Key player: Aaron Holiday. Più di Ball o TJ Leaf, il terzo fratello Holiday (e le sue triple) portano sulle spalle il destino dei Bruins.

Aaron Holiday (UCLA)

Aaron Holiday (UCLA)

9. North Carolina Tar Heels (21-4)

Quadrati, esperti, fortissimi sotto canestro, questa North Carolina ha tutto per arrivare alla Final Four, a parte il fatto che ogni tanto la squadra stacca la spina e allora #ciaone. Non a caso le sconfitte di quest’anno, ad eccezione di quella contro Kentucky, sono arrivate con un margine medio di 12 punti e contro squadre forti, ma non fortissime (Indiana, Georgia Tech e Miami), tutte gare in cui i Tar Heels hanno spadellato (per usare un termine tecnico) da 3 punti: 25% di media nelle 3 gare. In generale, il tiro da fuori resta un problema perché tolto Joel Berry, che però è basso e carica il tiro dal petto, nessuno ha medie confortanti e/o costanti.

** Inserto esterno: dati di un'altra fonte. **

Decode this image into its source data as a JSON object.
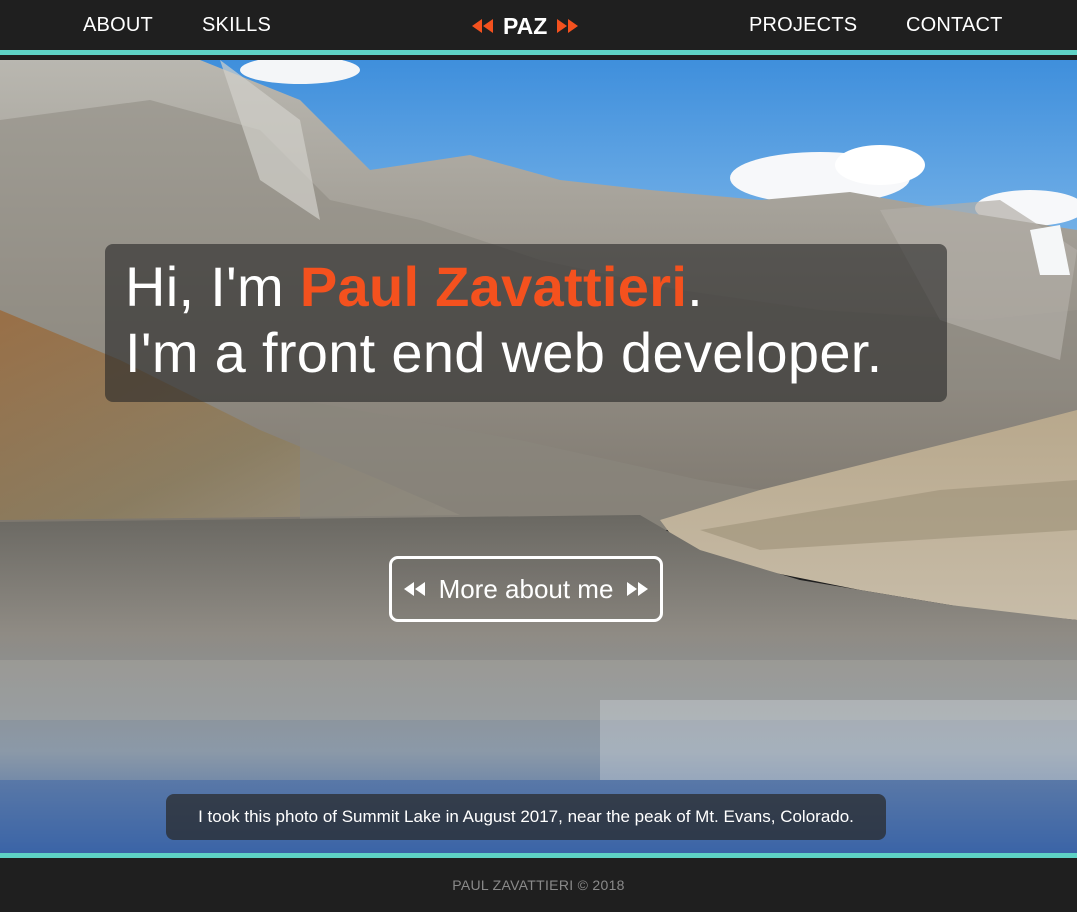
{
  "nav": {
    "about": "ABOUT",
    "skills": "SKILLS",
    "brand": "PAZ",
    "projects": "PROJECTS",
    "contact": "CONTACT",
    "brand_icons": [
      "rewind-icon",
      "fast-forward-icon"
    ]
  },
  "hero": {
    "greeting_prefix": "Hi, I'm ",
    "name": "Paul Zavattieri",
    "greeting_suffix": ".",
    "tagline": "I'm a front end web developer.",
    "cta_label": "More about me",
    "cta_icons": [
      "rewind-icon",
      "fast-forward-icon"
    ],
    "caption": "I took this photo of Summit Lake in August 2017, near the peak of Mt. Evans, Colorado."
  },
  "footer": {
    "copyright": "PAUL ZAVATTIERI © 2018"
  },
  "colors": {
    "accent": "#f4511e",
    "border_teal": "#5ed2c5",
    "nav_bg": "#1f1f1f",
    "footer_text": "#8a8a8a"
  }
}
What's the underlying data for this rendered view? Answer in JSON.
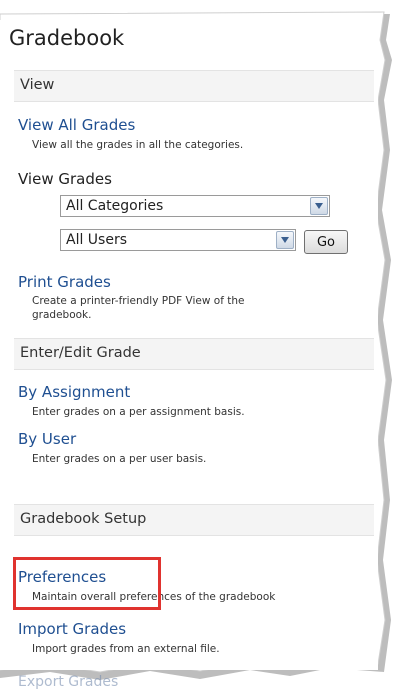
{
  "title": "Gradebook",
  "sections": {
    "view": "View",
    "enter_edit": "Enter/Edit Grade",
    "setup": "Gradebook Setup"
  },
  "view_all": {
    "link": "View All Grades",
    "description": "View all the grades in all the categories."
  },
  "view_grades": {
    "label": "View Grades",
    "category_select": "All Categories",
    "user_select": "All Users",
    "go_button": "Go"
  },
  "print_grades": {
    "link": "Print Grades",
    "description_line1": "Create a printer-friendly PDF View of the",
    "description_line2": "gradebook."
  },
  "by_assignment": {
    "link": "By Assignment",
    "description": "Enter grades on a per assignment basis."
  },
  "by_user": {
    "link": "By User",
    "description": "Enter grades on a per user basis."
  },
  "preferences": {
    "link": "Preferences",
    "description": "Maintain overall preferences of the gradebook"
  },
  "import_grades": {
    "link": "Import Grades",
    "description": "Import grades from an external file."
  },
  "cut_off_link": "Export Grades",
  "colors": {
    "link": "#1f4f91",
    "highlight": "#e0332f",
    "section_bg": "#f4f4f4"
  }
}
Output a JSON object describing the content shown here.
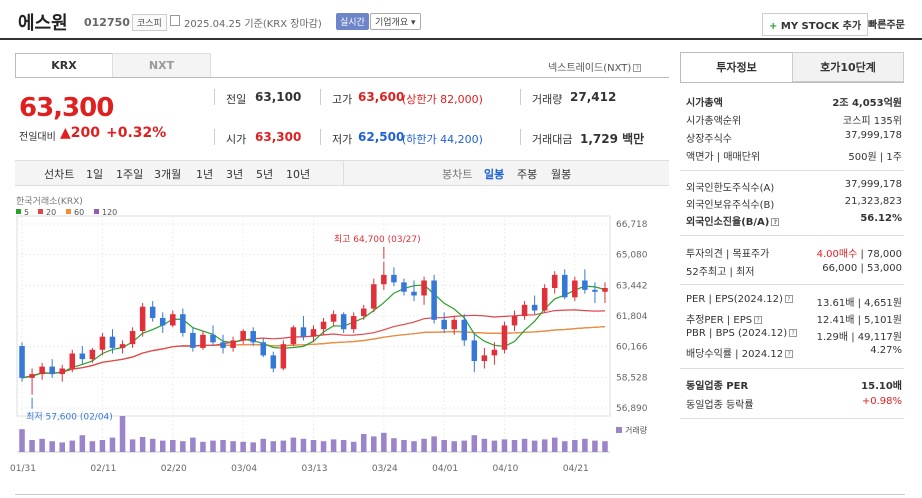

Key player: Isaiah Hicks. Lungo con mano da fuori, ma se si assenta dalla gara gli altri fanno prima ad andare direttamente sotto la doccia.

10. Baylor Bears (20-3)

Numeri alla mano una delle più forti squadre citate finora, con la sensazione però che siano in realtà una delle più deboli. Un po’ perché quest’anno il record è figlio di parecchie partite in cui gli episodi chiave sono stati a favore e un po’ perché la squadra non ha l’esperienza delle gare che contano e in cui la palla pesa. La difesa, soprattutto la zona con adeguamenti, è riuscita finora a imbrigliare parecchi avversari, ma l’attacco procede a sprazzi e continua a perdere troppi palloni (ultimi della Big 12 per %TO). Di fatto e c’è un solo giocatore, il play Manu Lecomte, che garantisce affidabilità perché lo stesso Johnathan Motley sembra non riesca a fare due tempi di seguito con lo stesso rendimento.

Key player: Al Freeman. Le sconfitte di Baylor hanno tutte un fattore comune, Freeman è letteralmente scomparso dal campo. Nelle prime 12 partite 24/50 da 3pt, da lì in poi 8/39.